That being said, the average weighted† accuracy for our active labels is currently 95%. For recall, it's 83%, and precision is 85%. That "active labels" qualifier limits our model to only those labels for which we can make predictions better than a coin flip or always guessing yes/no, and it only includes the following 12 labels: Accidents, Injuries, and Torts (Problems with Others); Court and Lawyers; Crime & Prisons; Estates & Wills; Family; Health; Housing; Immigration; Money, Debt, and Consumer Issues; Small Business and IP; Traffic and Cars; Work and Employment.

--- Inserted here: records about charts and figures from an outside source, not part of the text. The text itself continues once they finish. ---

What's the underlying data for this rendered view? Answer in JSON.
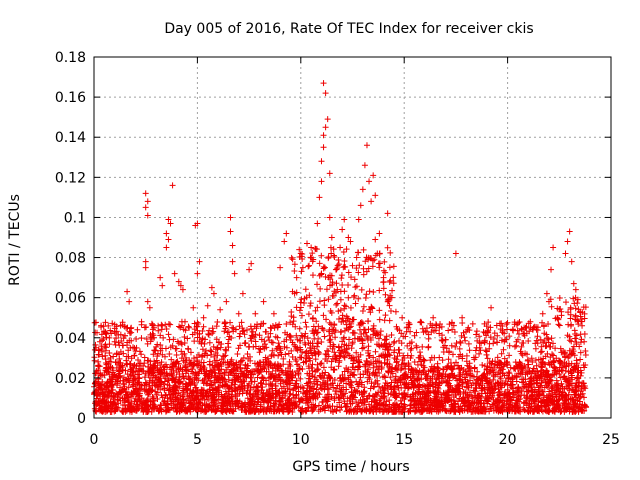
{
  "chart_data": {
    "type": "scatter",
    "title": "Day 005 of 2016, Rate Of TEC Index for receiver ckis",
    "xlabel": "GPS time / hours",
    "ylabel": "ROTI / TECUs",
    "xlim": [
      0,
      25
    ],
    "ylim": [
      0,
      0.18
    ],
    "xticks": [
      0,
      5,
      10,
      15,
      20,
      25
    ],
    "xtick_labels": [
      "0",
      "5",
      "10",
      "15",
      "20",
      "25"
    ],
    "yticks": [
      0,
      0.02,
      0.04,
      0.06,
      0.08,
      0.1,
      0.12,
      0.14,
      0.16,
      0.18
    ],
    "ytick_labels": [
      "0",
      "0.02",
      "0.04",
      "0.06",
      "0.08",
      "0.1",
      "0.12",
      "0.14",
      "0.16",
      "0.18"
    ],
    "grid": true,
    "marker": "+",
    "color": "#ee0000",
    "series": [
      {
        "name": "ROTI",
        "points": [
          [
            0.0,
            0.012
          ],
          [
            0.1,
            0.035
          ],
          [
            0.2,
            0.028
          ],
          [
            0.3,
            0.022
          ],
          [
            0.4,
            0.018
          ],
          [
            0.6,
            0.025
          ],
          [
            0.8,
            0.03
          ],
          [
            1.0,
            0.038
          ],
          [
            1.3,
            0.033
          ],
          [
            1.5,
            0.041
          ],
          [
            1.6,
            0.063
          ],
          [
            1.7,
            0.058
          ],
          [
            1.8,
            0.045
          ],
          [
            2.1,
            0.044
          ],
          [
            2.3,
            0.048
          ],
          [
            2.5,
            0.078
          ],
          [
            2.5,
            0.105
          ],
          [
            2.5,
            0.112
          ],
          [
            2.6,
            0.108
          ],
          [
            2.6,
            0.101
          ],
          [
            2.5,
            0.075
          ],
          [
            2.6,
            0.058
          ],
          [
            2.7,
            0.055
          ],
          [
            2.8,
            0.047
          ],
          [
            2.9,
            0.045
          ],
          [
            3.1,
            0.046
          ],
          [
            3.2,
            0.07
          ],
          [
            3.3,
            0.066
          ],
          [
            3.5,
            0.085
          ],
          [
            3.5,
            0.092
          ],
          [
            3.6,
            0.099
          ],
          [
            3.6,
            0.089
          ],
          [
            3.7,
            0.097
          ],
          [
            3.8,
            0.116
          ],
          [
            3.9,
            0.072
          ],
          [
            4.1,
            0.068
          ],
          [
            4.2,
            0.066
          ],
          [
            4.3,
            0.064
          ],
          [
            4.4,
            0.048
          ],
          [
            4.6,
            0.045
          ],
          [
            4.8,
            0.055
          ],
          [
            4.9,
            0.096
          ],
          [
            5.0,
            0.097
          ],
          [
            5.0,
            0.072
          ],
          [
            5.1,
            0.078
          ],
          [
            5.3,
            0.05
          ],
          [
            5.5,
            0.056
          ],
          [
            5.7,
            0.065
          ],
          [
            5.8,
            0.062
          ],
          [
            6.1,
            0.054
          ],
          [
            6.4,
            0.058
          ],
          [
            6.6,
            0.1
          ],
          [
            6.6,
            0.093
          ],
          [
            6.7,
            0.086
          ],
          [
            6.7,
            0.078
          ],
          [
            6.8,
            0.072
          ],
          [
            7.0,
            0.052
          ],
          [
            7.2,
            0.062
          ],
          [
            7.5,
            0.074
          ],
          [
            7.6,
            0.077
          ],
          [
            7.8,
            0.052
          ],
          [
            8.2,
            0.058
          ],
          [
            8.7,
            0.052
          ],
          [
            9.0,
            0.075
          ],
          [
            9.2,
            0.088
          ],
          [
            9.3,
            0.092
          ],
          [
            9.6,
            0.063
          ],
          [
            9.7,
            0.062
          ],
          [
            9.8,
            0.07
          ],
          [
            10.0,
            0.082
          ],
          [
            10.1,
            0.075
          ],
          [
            10.3,
            0.087
          ],
          [
            10.4,
            0.076
          ],
          [
            10.5,
            0.085
          ],
          [
            10.6,
            0.079
          ],
          [
            10.8,
            0.097
          ],
          [
            10.9,
            0.11
          ],
          [
            11.0,
            0.128
          ],
          [
            11.0,
            0.118
          ],
          [
            11.1,
            0.135
          ],
          [
            11.1,
            0.141
          ],
          [
            11.2,
            0.145
          ],
          [
            11.2,
            0.162
          ],
          [
            11.1,
            0.167
          ],
          [
            11.3,
            0.149
          ],
          [
            11.4,
            0.122
          ],
          [
            11.4,
            0.1
          ],
          [
            11.5,
            0.09
          ],
          [
            11.6,
            0.081
          ],
          [
            11.7,
            0.074
          ],
          [
            11.9,
            0.085
          ],
          [
            12.0,
            0.094
          ],
          [
            12.1,
            0.099
          ],
          [
            12.3,
            0.09
          ],
          [
            12.4,
            0.088
          ],
          [
            12.5,
            0.076
          ],
          [
            12.7,
            0.08
          ],
          [
            12.8,
            0.099
          ],
          [
            12.9,
            0.106
          ],
          [
            13.0,
            0.114
          ],
          [
            13.1,
            0.126
          ],
          [
            13.2,
            0.136
          ],
          [
            13.3,
            0.118
          ],
          [
            13.4,
            0.108
          ],
          [
            13.5,
            0.121
          ],
          [
            13.6,
            0.111
          ],
          [
            13.6,
            0.089
          ],
          [
            13.7,
            0.082
          ],
          [
            13.8,
            0.092
          ],
          [
            14.0,
            0.07
          ],
          [
            14.2,
            0.102
          ],
          [
            14.4,
            0.06
          ],
          [
            14.6,
            0.053
          ],
          [
            14.9,
            0.05
          ],
          [
            15.2,
            0.045
          ],
          [
            15.5,
            0.041
          ],
          [
            15.8,
            0.048
          ],
          [
            16.1,
            0.043
          ],
          [
            16.4,
            0.05
          ],
          [
            16.7,
            0.045
          ],
          [
            17.0,
            0.039
          ],
          [
            17.3,
            0.036
          ],
          [
            17.5,
            0.082
          ],
          [
            17.8,
            0.05
          ],
          [
            18.1,
            0.045
          ],
          [
            18.5,
            0.035
          ],
          [
            18.9,
            0.038
          ],
          [
            19.2,
            0.055
          ],
          [
            19.5,
            0.041
          ],
          [
            19.8,
            0.034
          ],
          [
            20.1,
            0.036
          ],
          [
            20.5,
            0.039
          ],
          [
            20.9,
            0.045
          ],
          [
            21.1,
            0.048
          ],
          [
            21.4,
            0.044
          ],
          [
            21.7,
            0.052
          ],
          [
            21.9,
            0.062
          ],
          [
            22.0,
            0.058
          ],
          [
            22.1,
            0.074
          ],
          [
            22.2,
            0.085
          ],
          [
            22.4,
            0.05
          ],
          [
            22.6,
            0.053
          ],
          [
            22.8,
            0.082
          ],
          [
            22.9,
            0.088
          ],
          [
            23.0,
            0.093
          ],
          [
            23.1,
            0.078
          ],
          [
            23.2,
            0.067
          ],
          [
            23.3,
            0.064
          ],
          [
            23.4,
            0.059
          ],
          [
            23.5,
            0.053
          ],
          [
            23.6,
            0.046
          ],
          [
            23.7,
            0.038
          ]
        ],
        "dense_band": {
          "x_range": [
            0,
            23.8
          ],
          "y_low": 0.003,
          "y_high": 0.03
        }
      }
    ]
  }
}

You can see detailed performance metrics for each of our active labels by pinging the API's taxonomy method. It returns a json string with details about each. See https://spot.suffolklitlab.org/v0/taxonomy/
Those performance metrics, however, are the ones you get if you take the model as predicting the presence of a label when it states there is more than a 50% chance of it being there. If you change the cutoff, you can favor recall over precision, or the other way around. So API users should think carefully about their use case and what cutoff is appropriate. See Notes on Uncertainty below.
Of course, we're in very early beta, and we're working to grow our list of active labels and improve the metrics associated with each. If you'd like to help, you can play a few rounds over at Learned Hands and grow our training set.
When Spot returns a list of issues, it provides a prediction accompanied by a lower and upper bound for that prediction. See Documentation. The bounds are intended to provide users with information about the uncertainty for a given prediction, allowing them to tailor their results to their use case and tolerance for error. The larger the distance between the lower bound and the prediction, the more likely it is that the prediction is overly optimistic about finding the issue. Conversely, the larger the difference between the prediction and the upper bound, the more likely it is that the prediction is under-estimating the chance that the issue is present. Users are encouraged to consider this when setting the cutoffs for triggering the return of an issue. For example, a user interested in avoiding false negatives may set Spot to return results based on the upper bound being greater than 50%, while one interested in avoiding false positives might choose to base their cutoff on the lower bound. The distance between the lower and upper bounds communicates something about the overall uncertainty around a prediction, with the most certain predictions being those with the smallest distances between the two. We're still experimenting to find the best method for defining our bounds. So watch this space for more info. in the future.
† Values are weighted based on the number of affirmative examples for each in issue in our dataset.